Your Next Step…A Smaller Employer or Free Agency?

October, 2017

Different Size Houses In Row On Wooden Table

This month I will be offering some practical guidance to help you think about going smaller or working solo as your next career move. To do this, I will highlight a favorite blog, book, and an author.

Those who have spent much of their career working for larger employers will appreciate the Harvard Business Review blog about thinking small. If it is solo enterpreneurship or free agency you are considering, you’ll appreciate highlights from a book written by Daniel Pink. Finally, I will reference Alan Weiss, an author of numerous guides for starting your own small or solo business.

Thinking Small

Michael Fertik is a repeat internet entrepreneur and CEO with experience in technology and law. Here are the headlines from his Harvard Business Review blog, “Seven Keys to Switching from a Bigger Company to a Smaller One.”

Forget influence – empire building
Solve everything yourself
Never cover your a$$
Go faster
Don’t solve problems you don’t have
Get used to waterfall budgeting
Understand that your daily impact is huge

This blog is helpful for comparing large corporate with small company cultures and expectations. Many of my clients from large companies have told me similar things after spending a year or more in leadership roles in small companies. Read this blog and you’ll have both a better understanding of large vs small company realities, and whether or not you are still interested in going small in your next career move.

Moving From a Big Production to Solo Performer

In my January, 2012 blog, I listed all 101 Free Agent Survival Tips that are detailed on pages 320-336 of Daniel Pink’s book, “Free Agent Nation: The Future of Working for Yourself.” Written in 2002, this book is still relevant today. Here are the categories from this section of Pink’s book:

Money Matters
Selling Yourself
What to Get
How to Work
Family Business
Creativity
Health and Well-Being

When I began my business in 2010, I knew there would be many challenges with going solo. I read Pink’s book with great interest, and am grateful this was one of my guides for getting started on the right foot. I periodically return to his 101 survival tips to ensure that I don’t stray from my successful entrepreneurial path.

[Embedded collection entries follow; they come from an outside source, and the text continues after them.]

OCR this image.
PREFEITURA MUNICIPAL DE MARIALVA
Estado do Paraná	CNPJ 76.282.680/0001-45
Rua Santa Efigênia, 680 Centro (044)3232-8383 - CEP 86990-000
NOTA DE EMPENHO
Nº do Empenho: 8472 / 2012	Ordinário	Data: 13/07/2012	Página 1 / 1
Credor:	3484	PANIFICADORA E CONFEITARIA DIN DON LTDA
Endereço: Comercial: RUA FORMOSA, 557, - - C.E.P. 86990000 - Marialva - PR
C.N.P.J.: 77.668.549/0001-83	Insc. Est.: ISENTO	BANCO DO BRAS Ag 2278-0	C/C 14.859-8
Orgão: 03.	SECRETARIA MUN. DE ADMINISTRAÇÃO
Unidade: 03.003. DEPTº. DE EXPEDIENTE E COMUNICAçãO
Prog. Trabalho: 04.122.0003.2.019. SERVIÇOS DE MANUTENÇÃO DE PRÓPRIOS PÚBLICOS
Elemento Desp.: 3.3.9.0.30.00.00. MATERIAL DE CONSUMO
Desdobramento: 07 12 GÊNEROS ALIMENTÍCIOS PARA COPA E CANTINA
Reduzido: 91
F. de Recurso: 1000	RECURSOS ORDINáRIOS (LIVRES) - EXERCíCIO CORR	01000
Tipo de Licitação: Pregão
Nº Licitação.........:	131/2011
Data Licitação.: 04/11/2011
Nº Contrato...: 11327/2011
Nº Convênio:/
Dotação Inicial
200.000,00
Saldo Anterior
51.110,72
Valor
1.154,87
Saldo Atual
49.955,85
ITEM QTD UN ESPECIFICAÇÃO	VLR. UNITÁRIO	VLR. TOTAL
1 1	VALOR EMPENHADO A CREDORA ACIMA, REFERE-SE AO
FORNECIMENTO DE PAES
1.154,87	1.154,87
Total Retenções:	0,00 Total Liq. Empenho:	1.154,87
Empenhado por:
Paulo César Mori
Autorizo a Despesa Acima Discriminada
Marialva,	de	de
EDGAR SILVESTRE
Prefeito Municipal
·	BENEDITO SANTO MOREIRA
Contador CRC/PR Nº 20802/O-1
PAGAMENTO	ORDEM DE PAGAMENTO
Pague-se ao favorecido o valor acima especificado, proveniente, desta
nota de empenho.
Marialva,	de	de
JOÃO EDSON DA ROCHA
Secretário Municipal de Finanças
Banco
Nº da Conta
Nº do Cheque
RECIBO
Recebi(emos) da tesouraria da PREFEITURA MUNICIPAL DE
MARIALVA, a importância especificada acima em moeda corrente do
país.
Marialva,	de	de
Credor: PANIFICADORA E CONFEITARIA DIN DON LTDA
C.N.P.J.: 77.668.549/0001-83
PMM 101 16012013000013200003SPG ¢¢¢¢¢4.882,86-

Next month I will be facilitating a workshop for forty solo entrepreneurs. We will be discussing Daniel Pink’s seven categories, and his 101 free agent survival tips. A few of these suggestions are dated, but many are excellent. Most are essential for free agent survival and success.

Alan Weiss’ Entrepreneurial Books

Your library of entrepreneural guides should definitely include some of the books written by Alan Weiss. His are the most frequently recommended books on starting a small or solo business. Weiss covers all the areas you need to address as you move ahead. Take a look at the reviews on Amazon. Select a few books from his collection that will be most helpful to you, especially if solo entrepreneurship is your direction.

In this month’s entry I have offered a favorite blog, a selection from a favorite book, and a favorite author to help you go small or solo. I encourage you to discuss what you are learning with others who are moving, or have already moved, in a similar direction. Thanks for the many suggestions from readers like you. Please send me the names of your favorite authors, books and blogs, and I will continue to share them in future blogs. Let’s continue to help one another on the way to the next career move.